Сильными ручищами он оторвал подметку у одного моего сапога, на гимнастерке сорвал пару пуговиц и надпорол воротник. В обшем, полный маскарад.
Когда все «приготовления» были закончены, Арсен приказал нам собираться к походу. Эта задача была не из легких. Стоило кому-нибудь из офицеров увидеть команду оборванцев, и нас тотчас повернули бы обратно.
Подразделения полка размещались все в одном здании, а музкоманда — отдельно, в одноэтажном бараке. Он стоял особняком: это чтобы мы своей музыкой никому не мешали.
Арсен выслал меня в дозор. Я выждал, пока полуденный зной не разогнал всех со двора, и свистнул. Тут же высыпали наши и поспешили к воротам.
Часовой был предупрежден о том, что музкоманда должна быть на вокзале, и теперь, завидев нас, он открыл ворота, а сам привалился к стене и стал разглядывать наши сверкающие на солнце инструменты. Я уже говорил, что солдаты нас недолюбливали: считали, что жизнь у музыкантов слишком легкая — ни тебе караульной службы, ни учений, ни дежурств на кухне, да к тому же право свободного входа и выхода из казармы. «Лафа же вам, — говорили они. — Разве это солдатская жизнь? С утра дуете в свои трубы в казарме, по вечерам — в Летнем саду. А захотите ночевать дома, в любое время можете смотать удочки: финть — и там!.. Не то что мы: маемся, а не живем. И не знаем, доведется ли когда увидеть свой дом, свою жену и детей…»
Солдаты эти всё больше были из пожилых крестьян, насильно оторванных от родного дома, от семьи. Часовой у ворот, видно, тоже был один из них.
Мы строем проходили мимо него, а он, казалось, только и видел, что наши инструменты. Но вдруг глаза его расширились: он уставился на лохмотья Вардкеса, потом стал разглядывать Завена, Корюна, меня…
— Прости господи, уж не собаки ли за ними гнались?.. — изумленный, прошептал он.
— Дядя, закрой рот, не то ворона в нем гнездо совьет! — крикнул Завен со смехом.
Ребята дружно загоготали.
— Разговорчики! — строго прикрикнул Арсен.

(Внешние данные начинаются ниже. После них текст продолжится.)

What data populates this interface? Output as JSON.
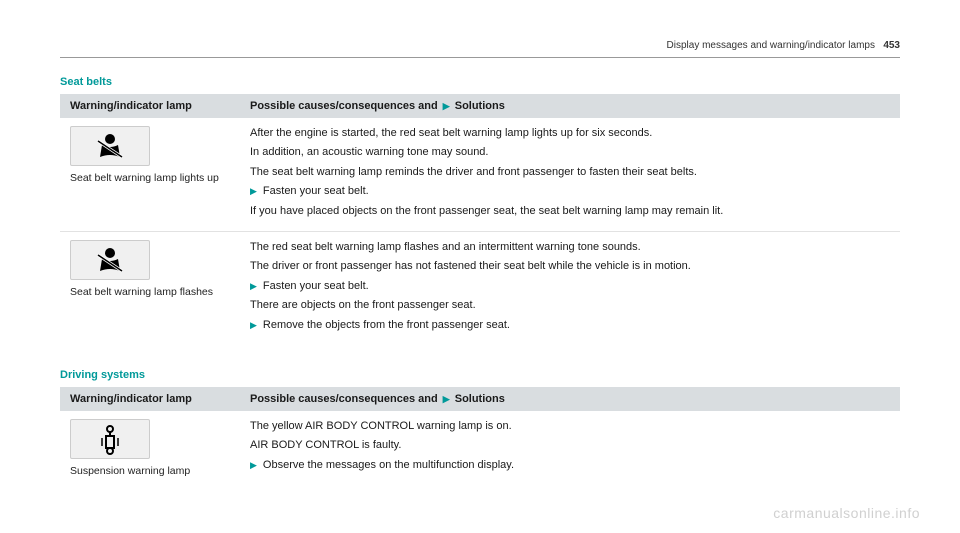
{
  "header": {
    "text": "Display messages and warning/indicator lamps",
    "page": "453"
  },
  "sections": [
    {
      "title": "Seat belts",
      "table": {
        "head_col1": "Warning/indicator lamp",
        "head_col2_a": "Possible causes/consequences and ",
        "head_col2_b": " Solutions",
        "rows": [
          {
            "icon": "seatbelt",
            "caption": "Seat belt warning lamp lights up",
            "lines": [
              {
                "type": "p",
                "text": "After the engine is started, the red seat belt warning lamp lights up for six seconds."
              },
              {
                "type": "p",
                "text": "In addition, an acoustic warning tone may sound."
              },
              {
                "type": "p",
                "text": "The seat belt warning lamp reminds the driver and front passenger to fasten their seat belts."
              },
              {
                "type": "b",
                "text": "Fasten your seat belt."
              },
              {
                "type": "p",
                "text": "If you have placed objects on the front passenger seat, the seat belt warning lamp may remain lit."
              }
            ]
          },
          {
            "icon": "seatbelt",
            "caption": "Seat belt warning lamp flashes",
            "lines": [
              {
                "type": "p",
                "text": "The red seat belt warning lamp flashes and an intermittent warning tone sounds."
              },
              {
                "type": "p",
                "text": "The driver or front passenger has not fastened their seat belt while the vehicle is in motion."
              },
              {
                "type": "b",
                "text": "Fasten your seat belt."
              },
              {
                "type": "p",
                "text": "There are objects on the front passenger seat."
              },
              {
                "type": "b",
                "text": "Remove the objects from the front passenger seat."
              }
            ]
          }
        ]
      }
    },
    {
      "title": "Driving systems",
      "table": {
        "head_col1": "Warning/indicator lamp",
        "head_col2_a": "Possible causes/consequences and ",
        "head_col2_b": " Solutions",
        "rows": [
          {
            "icon": "suspension",
            "caption": "Suspension warning lamp",
            "lines": [
              {
                "type": "p",
                "text": "The yellow AIR BODY CONTROL warning lamp is on."
              },
              {
                "type": "p",
                "text": "AIR BODY CONTROL is faulty."
              },
              {
                "type": "b",
                "text": "Observe the messages on the multifunction display."
              }
            ]
          }
        ]
      }
    }
  ],
  "watermark": "carmanualsonline.info",
  "colors": {
    "accent": "#009999",
    "header_bg": "#d9dde0"
  }
}
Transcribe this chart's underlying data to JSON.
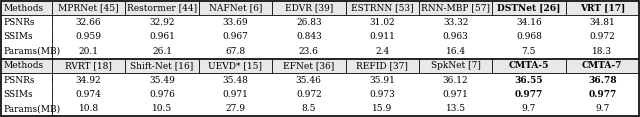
{
  "header1": [
    "Methods",
    "MPRNet [45]",
    "Restormer [44]",
    "NAFNet [6]",
    "EDVR [39]",
    "ESTRNN [53]",
    "RNN-MBP [57]",
    "DSTNet [26]",
    "VRT [17]"
  ],
  "row1_1": [
    "PSNRs",
    "32.66",
    "32.92",
    "33.69",
    "26.83",
    "31.02",
    "33.32",
    "34.16",
    "34.81"
  ],
  "row1_2": [
    "SSIMs",
    "0.959",
    "0.961",
    "0.967",
    "0.843",
    "0.911",
    "0.963",
    "0.968",
    "0.972"
  ],
  "row1_3": [
    "Params(MB)",
    "20.1",
    "26.1",
    "67.8",
    "23.6",
    "2.4",
    "16.4",
    "7.5",
    "18.3"
  ],
  "header2": [
    "Methods",
    "RVRT [18]",
    "Shift-Net [16]",
    "UEVD* [15]",
    "EFNet [36]",
    "REFID [37]",
    "SpkNet [7]",
    "CMTA-5",
    "CMTA-7"
  ],
  "row2_1": [
    "PSNRs",
    "34.92",
    "35.49",
    "35.48",
    "35.46",
    "35.91",
    "36.12",
    "36.55",
    "36.78"
  ],
  "row2_2": [
    "SSIMs",
    "0.974",
    "0.976",
    "0.971",
    "0.972",
    "0.973",
    "0.971",
    "0.977",
    "0.977"
  ],
  "row2_3": [
    "Params(MB)",
    "10.8",
    "10.5",
    "27.9",
    "8.5",
    "15.9",
    "13.5",
    "9.7",
    "9.7"
  ],
  "bg_header": "#e8e8e8",
  "bg_white": "#ffffff",
  "text_color": "#000000",
  "font_size": 6.5
}
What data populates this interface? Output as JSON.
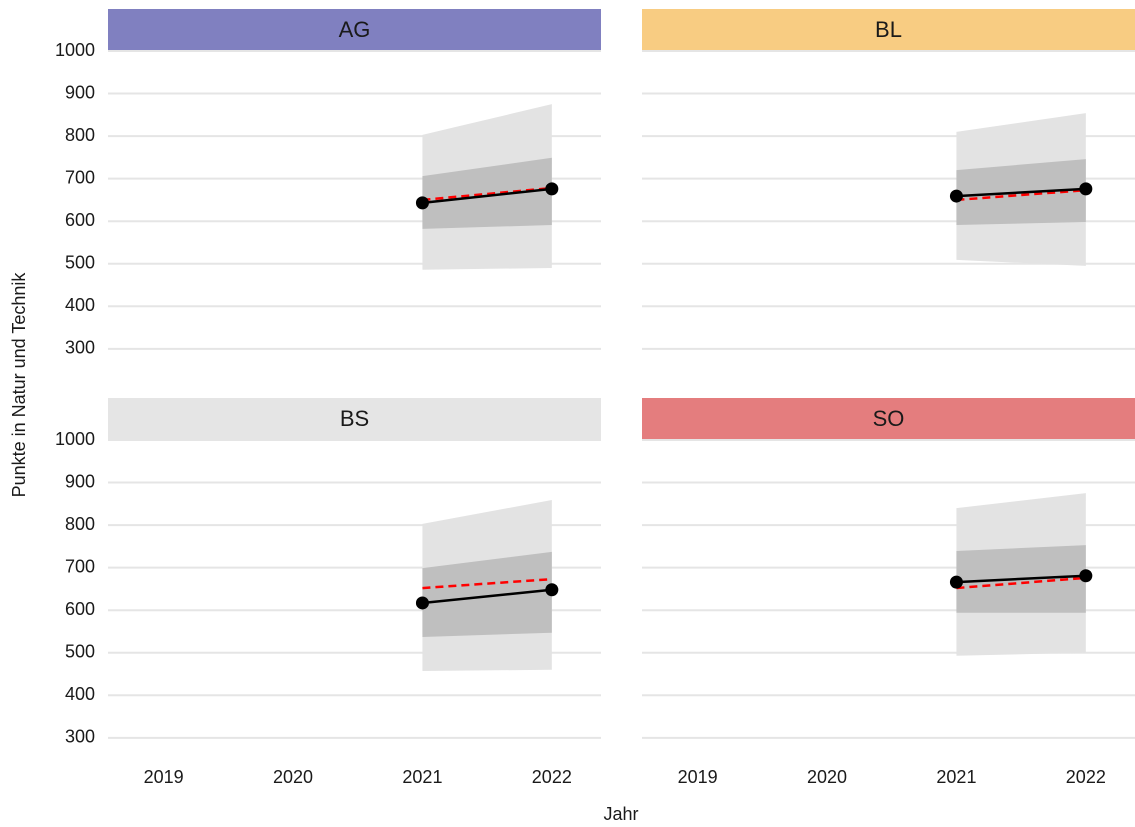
{
  "chart_data": {
    "type": "line",
    "xlabel": "Jahr",
    "ylabel": "Punkte in Natur und Technik",
    "xlim": [
      2018.57,
      2022.38
    ],
    "xticks": [
      2019,
      2020,
      2021,
      2022
    ],
    "ylim": [
      215,
      1000
    ],
    "yticks": [
      300,
      400,
      500,
      600,
      700,
      800,
      900,
      1000
    ],
    "grid": true,
    "panels": [
      {
        "title": "AG",
        "strip_color": "#8080c0",
        "x": [
          2021,
          2022
        ],
        "bands": [
          {
            "color": "#e3e3e3",
            "lower": [
              486,
              490
            ],
            "upper": [
              803,
              875
            ]
          },
          {
            "color": "#bfbfbf",
            "lower": [
              582,
              591
            ],
            "upper": [
              706,
              749
            ]
          }
        ],
        "series": [
          {
            "color": "#ff0000",
            "dashed": true,
            "values": [
              650,
              678
            ]
          },
          {
            "color": "#000000",
            "dashed": false,
            "markers": true,
            "values": [
              643,
              676
            ]
          }
        ]
      },
      {
        "title": "BL",
        "strip_color": "#f8cc82",
        "x": [
          2021,
          2022
        ],
        "bands": [
          {
            "color": "#e3e3e3",
            "lower": [
              509,
              495
            ],
            "upper": [
              810,
              854
            ]
          },
          {
            "color": "#bfbfbf",
            "lower": [
              591,
              598
            ],
            "upper": [
              720,
              746
            ]
          }
        ],
        "series": [
          {
            "color": "#ff0000",
            "dashed": true,
            "values": [
              650,
              673
            ]
          },
          {
            "color": "#000000",
            "dashed": false,
            "markers": true,
            "values": [
              659,
              676
            ]
          }
        ]
      },
      {
        "title": "BS",
        "strip_color": "#e5e5e5",
        "x": [
          2021,
          2022
        ],
        "bands": [
          {
            "color": "#e3e3e3",
            "lower": [
              457,
              460
            ],
            "upper": [
              803,
              859
            ]
          },
          {
            "color": "#bfbfbf",
            "lower": [
              537,
              547
            ],
            "upper": [
              699,
              737
            ]
          }
        ],
        "series": [
          {
            "color": "#ff0000",
            "dashed": true,
            "values": [
              652,
              673
            ]
          },
          {
            "color": "#000000",
            "dashed": false,
            "markers": true,
            "values": [
              617,
              648
            ]
          }
        ]
      },
      {
        "title": "SO",
        "strip_color": "#e47d7e",
        "x": [
          2021,
          2022
        ],
        "bands": [
          {
            "color": "#e3e3e3",
            "lower": [
              493,
              500
            ],
            "upper": [
              840,
              875
            ]
          },
          {
            "color": "#bfbfbf",
            "lower": [
              594,
              594
            ],
            "upper": [
              739,
              753
            ]
          }
        ],
        "series": [
          {
            "color": "#ff0000",
            "dashed": true,
            "values": [
              652,
              676
            ]
          },
          {
            "color": "#000000",
            "dashed": false,
            "markers": true,
            "values": [
              666,
              681
            ]
          }
        ]
      }
    ]
  }
}
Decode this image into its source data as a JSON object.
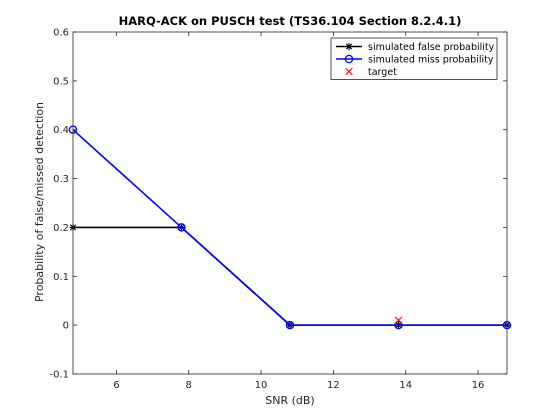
{
  "chart_data": {
    "type": "line",
    "title": "HARQ-ACK on PUSCH test (TS36.104 Section 8.2.4.1)",
    "xlabel": "SNR (dB)",
    "ylabel": "Probability of false/missed detection",
    "xlim": [
      4.8,
      16.8
    ],
    "ylim": [
      -0.1,
      0.6
    ],
    "xticks": [
      6,
      8,
      10,
      12,
      14,
      16
    ],
    "yticks": [
      -0.1,
      0,
      0.1,
      0.2,
      0.3,
      0.4,
      0.5,
      0.6
    ],
    "grid": false,
    "legend_position": "top-right",
    "series": [
      {
        "name": "simulated false probability",
        "color": "#000000",
        "marker": "asterisk",
        "x": [
          4.8,
          7.8,
          10.8,
          13.8,
          16.8
        ],
        "y": [
          0.2,
          0.2,
          0,
          0,
          0
        ]
      },
      {
        "name": "simulated miss probability",
        "color": "#0000ff",
        "marker": "circle",
        "x": [
          4.8,
          7.8,
          10.8,
          13.8,
          16.8
        ],
        "y": [
          0.4,
          0.2,
          0,
          0,
          0
        ]
      },
      {
        "name": "target",
        "color": "#ff0000",
        "marker": "x",
        "line": false,
        "x": [
          13.8
        ],
        "y": [
          0.01
        ]
      }
    ]
  }
}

Он, видно, побаивался, что хохот и разные там шуточки привлекут внимание офицеров.
Наконец мы выбрались на улицу и зашагали к вокзалу.
Наш полк размещался у моста через Зангу. Дорога круто поднималась вверх, но мы почти бежали. Казалось, что нас вот-вот настигнет кто-нибудь из офицеров и с бранью погонит назад. Мне бежать было особенно трудно: огромные сапоги, да еще и подметки оторваны. Я вскидывал колени как можно выше и, наверно, напоминал гарцующего коня.
На наше счастье, был жаркий послеполуденный час и на улицах почти не было прохожих. Арсен вел нас кривыми, безлюдными переулками.
Вскоре мы выбрались из города и дорогой через поле направились прямо к вокзалу, который в те годы был довольно далеко от города. Шагая, мы поднимали тучи пыли, но на сей раз никто не беспокоился об опрятности.